My book choice this month is a title with (I assume) limited interest. But since that limited interest group is made up of writers and would-be writers, and because everybody in that group is a sucker for books about books, and books about how to write them, I thought it would be worthwhile to tell everyone how much I profited from reading this one.
There are parts of the book that are digressions into the innards of David Copperfield, say, but the over-arching theme really floated my boat.
Bottum’s thesis is basically that the novel is a quintessentially Protestant art form, and that the modern decline of the novel is tied tightly to the decline of Protestantism. Bottum is (I believe) a Roman Catholic, but he analyzes the Protestant contribution to this particular art in a judicious, fair-minded, and intelligent way.

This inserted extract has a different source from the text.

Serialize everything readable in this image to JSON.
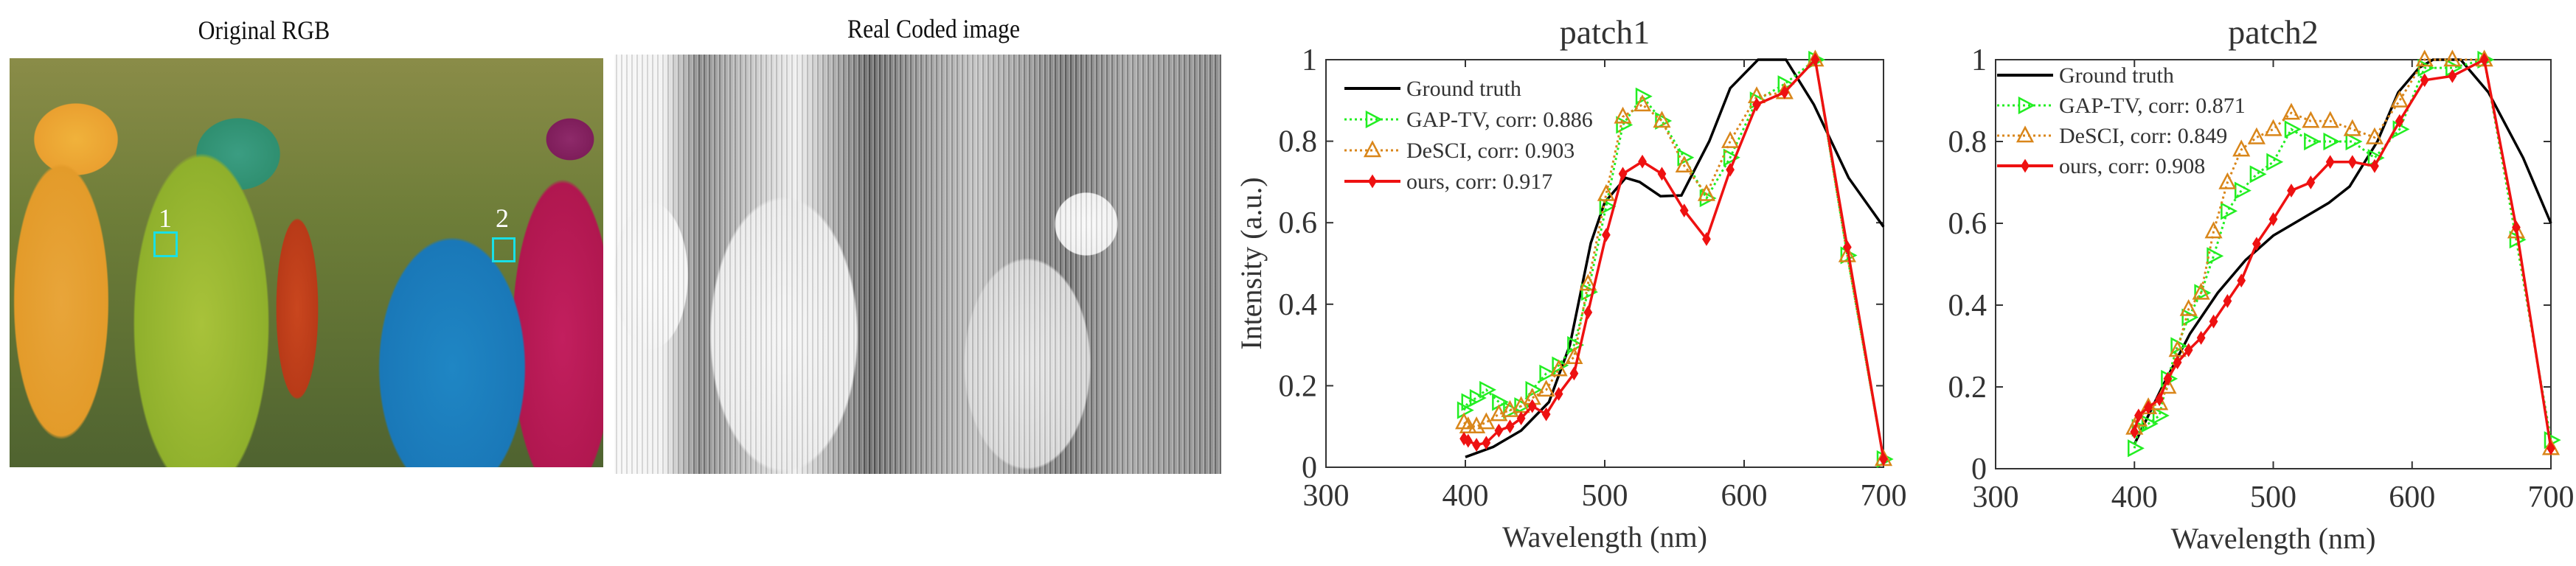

Keep in mind that when he talks about the decline of Protestantism, he is largely talking about the declining influence of the mainstream denominations. For conservative Protestants, this seems like an odd fit — how can they be Protestants still when they aren’t Christians anymore? But Bottum knows what he is about, and I will leave it him to explain everything.
The short form is that the Protestant emphasis on the salvation of the individual soul produced a need for an art form that echoed the thickness of that experience, and so the psychological novel came into being. But as the evangelical realities seeped away, an attempt was made to have the novel itself provide the thickness of that experience. That attempt has utterly failed, as idolatries tend to do.
If you write novels, or read them, or want to write them, I believe you will greatly enjoy this book.